W.T.F.! from Monsieur Job 

Celebrity, Music, News

Ambitiousness is Toby Holguin’s calling card, and in the new record W.T.F.! from Monsieur Job, he releases what might be the most expansive collection of his material under the moniker to date. W.T.F.! includes a lot of collaborations, experiments, sonic dabbling in everything from the avant-garde to traditional jazz, EDM, goth rock, and beyond, but one element it fails to include in its tracklist is filler – whether you’ve heard them before or not, all 120 songs feel as compelling as ever. This is unquestionably the longest, most profound expression of creativity I’ve reviewed in 2021, and something I would expect from no act other than Monsieur Job.

Between “The Guiding Light,” ethereal “La Historia De Mi Barrio,” trap-influenced “Mighty High,” superbly cut and dry “I See It in the Paper,” and a remix of “Boogie Bailalo Brincao” alone, W.T.F.! makes it known to the audience that there isn’t a shred of aesthetical ground out of reach for the players in the studio.

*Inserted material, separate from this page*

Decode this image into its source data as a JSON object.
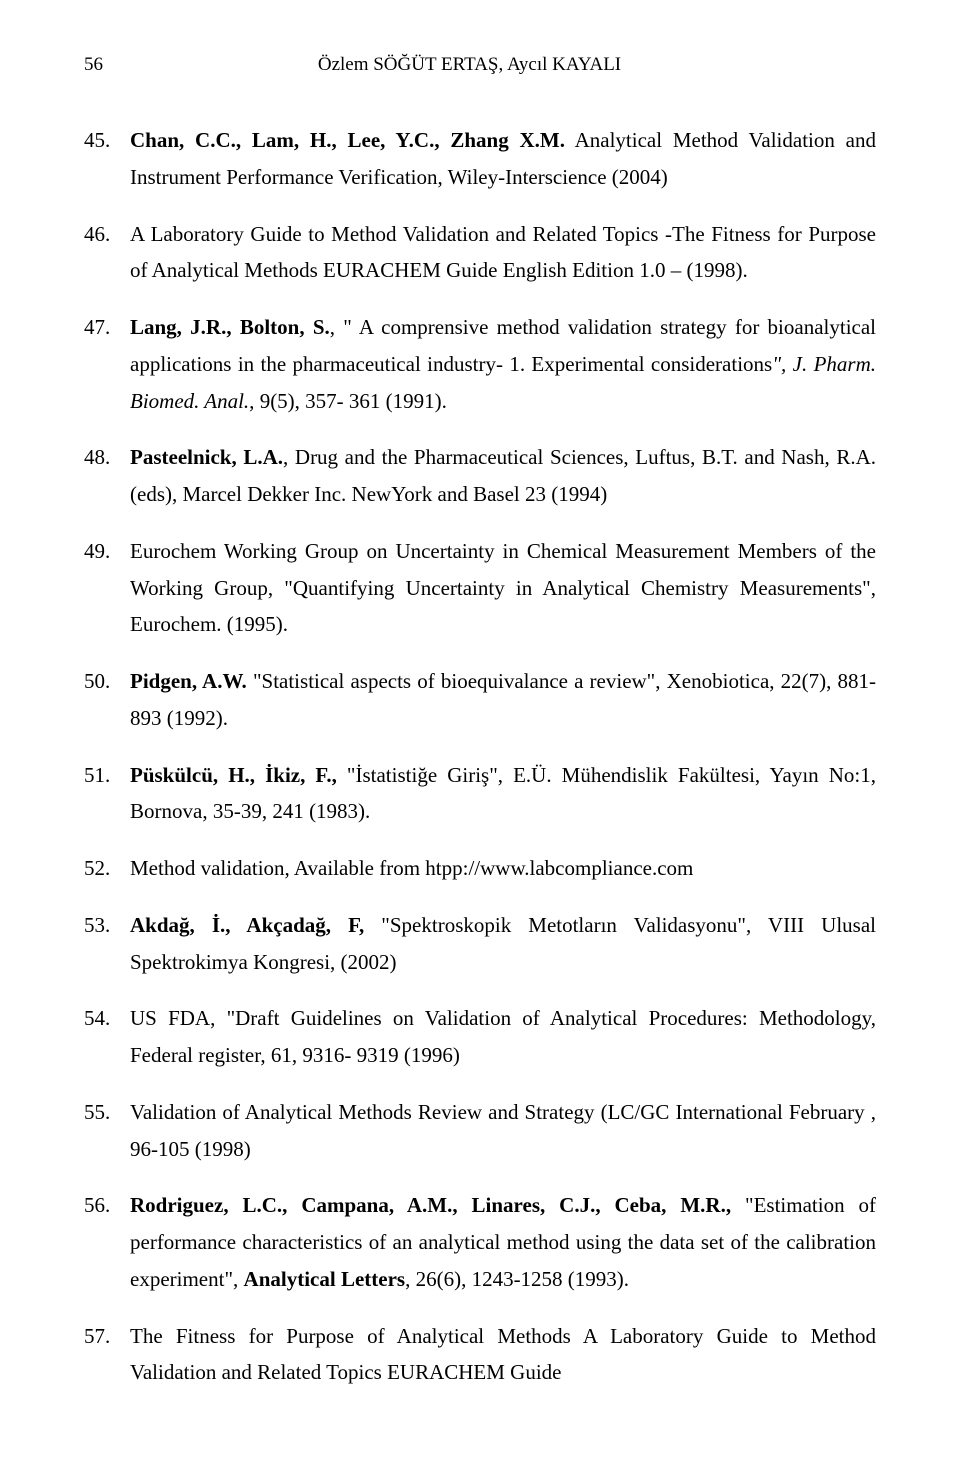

Despite the immense diversity of genres and stylizations, there’s a cohesive theme in Monsieur Job’s precision attack worth celebrating, if not upholding as one of the more potent points of influence coming out of the Colombian pop underground right now.

The static pop track “Libre,” lyrical lasher “No More War,” “Quiero Darte la Mano,” and the exceptionally elegant remix of “Backstabbers” feel like some of the more particularly daring songs in W.T.F.!, but I wouldn’t say they encompass the complete scope of talent in play here. “What Do You Want from Me” is as surreal as “Adios Mi Amor” is cutting yet vaporish, and no matter what the tempo happens to be, Monsieur Job always feels like a collective project as opposed to a solo vehicle for Holguin exclusively. There’s a lot of history with regards to the act in this LP, and it’s easy to unearth from one track to the next.

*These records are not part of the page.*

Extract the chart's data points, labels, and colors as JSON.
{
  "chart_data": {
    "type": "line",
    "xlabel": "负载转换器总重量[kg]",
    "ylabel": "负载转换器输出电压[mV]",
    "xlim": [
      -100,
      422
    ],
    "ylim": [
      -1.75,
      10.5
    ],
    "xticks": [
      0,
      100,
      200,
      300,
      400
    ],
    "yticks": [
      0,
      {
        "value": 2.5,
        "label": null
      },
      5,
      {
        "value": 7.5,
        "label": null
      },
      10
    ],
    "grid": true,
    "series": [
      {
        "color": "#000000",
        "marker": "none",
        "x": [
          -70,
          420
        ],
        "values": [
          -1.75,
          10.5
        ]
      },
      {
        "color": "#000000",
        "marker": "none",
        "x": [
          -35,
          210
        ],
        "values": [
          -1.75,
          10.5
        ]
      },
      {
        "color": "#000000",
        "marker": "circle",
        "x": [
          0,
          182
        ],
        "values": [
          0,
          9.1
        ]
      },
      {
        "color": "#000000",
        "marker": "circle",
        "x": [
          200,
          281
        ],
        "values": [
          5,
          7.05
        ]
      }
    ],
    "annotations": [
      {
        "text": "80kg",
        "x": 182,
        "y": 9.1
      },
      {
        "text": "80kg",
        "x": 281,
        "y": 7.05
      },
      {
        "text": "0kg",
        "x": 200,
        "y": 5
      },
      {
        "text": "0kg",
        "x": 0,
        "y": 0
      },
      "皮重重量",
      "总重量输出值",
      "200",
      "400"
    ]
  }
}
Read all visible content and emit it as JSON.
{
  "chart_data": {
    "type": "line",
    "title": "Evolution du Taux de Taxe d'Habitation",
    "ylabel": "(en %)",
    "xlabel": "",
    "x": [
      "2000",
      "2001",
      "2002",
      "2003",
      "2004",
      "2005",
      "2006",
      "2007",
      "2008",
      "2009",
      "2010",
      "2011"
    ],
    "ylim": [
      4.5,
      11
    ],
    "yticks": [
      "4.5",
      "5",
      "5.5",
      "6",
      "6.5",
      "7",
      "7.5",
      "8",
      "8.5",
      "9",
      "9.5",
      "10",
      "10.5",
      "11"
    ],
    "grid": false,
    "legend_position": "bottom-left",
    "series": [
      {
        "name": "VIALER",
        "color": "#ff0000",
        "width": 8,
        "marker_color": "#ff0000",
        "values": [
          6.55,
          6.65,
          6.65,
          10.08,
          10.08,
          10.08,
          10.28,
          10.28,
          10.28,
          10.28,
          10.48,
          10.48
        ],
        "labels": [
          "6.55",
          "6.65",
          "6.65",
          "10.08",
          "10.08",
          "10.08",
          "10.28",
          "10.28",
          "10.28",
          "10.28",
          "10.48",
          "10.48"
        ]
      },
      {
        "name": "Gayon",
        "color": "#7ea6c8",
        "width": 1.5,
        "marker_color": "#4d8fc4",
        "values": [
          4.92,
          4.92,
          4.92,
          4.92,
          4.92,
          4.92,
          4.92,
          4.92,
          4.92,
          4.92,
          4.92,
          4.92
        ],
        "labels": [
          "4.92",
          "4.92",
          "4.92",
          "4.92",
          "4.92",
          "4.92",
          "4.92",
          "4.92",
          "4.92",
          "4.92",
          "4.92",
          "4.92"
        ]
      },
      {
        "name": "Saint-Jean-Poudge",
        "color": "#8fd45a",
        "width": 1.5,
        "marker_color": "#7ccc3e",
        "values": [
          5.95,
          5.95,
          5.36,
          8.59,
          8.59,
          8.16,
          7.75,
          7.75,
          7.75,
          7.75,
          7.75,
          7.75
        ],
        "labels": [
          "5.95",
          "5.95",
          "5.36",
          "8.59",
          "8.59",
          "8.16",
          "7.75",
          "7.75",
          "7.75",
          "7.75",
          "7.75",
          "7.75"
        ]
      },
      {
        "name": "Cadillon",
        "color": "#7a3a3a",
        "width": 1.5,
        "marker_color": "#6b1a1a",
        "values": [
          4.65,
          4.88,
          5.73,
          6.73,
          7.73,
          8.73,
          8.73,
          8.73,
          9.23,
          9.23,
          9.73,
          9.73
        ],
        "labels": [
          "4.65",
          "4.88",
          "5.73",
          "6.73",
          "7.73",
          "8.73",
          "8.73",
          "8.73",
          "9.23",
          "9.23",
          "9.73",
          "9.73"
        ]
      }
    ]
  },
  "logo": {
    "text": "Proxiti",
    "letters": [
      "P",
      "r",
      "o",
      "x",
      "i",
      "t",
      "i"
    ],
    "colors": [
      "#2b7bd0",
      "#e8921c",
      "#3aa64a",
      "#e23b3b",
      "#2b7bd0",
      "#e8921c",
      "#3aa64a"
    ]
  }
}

Collaborative pieces tend to sound as bold as the straight Monsieur Job stuff in W.T.F.! does, but I will say that the Jah Bloodz-featured “No Pain” remix and Jhomba’s part on “S.O.S. Siloe” are two tracks that make acquiring this LP mandatory all on their own. When it comes to flexible chemistry, I don’t think another project comes as close to Monsieur Job in terms of consistency, other than Josh Homme’s Desert Sessions. This is a cerebral juggernaut, and at 120 songs and seven-and-a-half hours in length, there’s no shortage of excitement to be found.

It doesn’t get much more definitive for Monsieur Job than W.T.F.!, and if you’re looking for a complete, rhythmic autumn soundtrack as eclectic as it is eccentric, you need to consider this album a must-listen. Toby Holguin has come a long way with this collective through the years, and at this moment, it’s hard to rank another act in or outside of their scene making the kind of cultural impact on alternative music they are. It’s a unique story, and something that makes Monsieur Job one of my favorite intellectual pop projects to follow.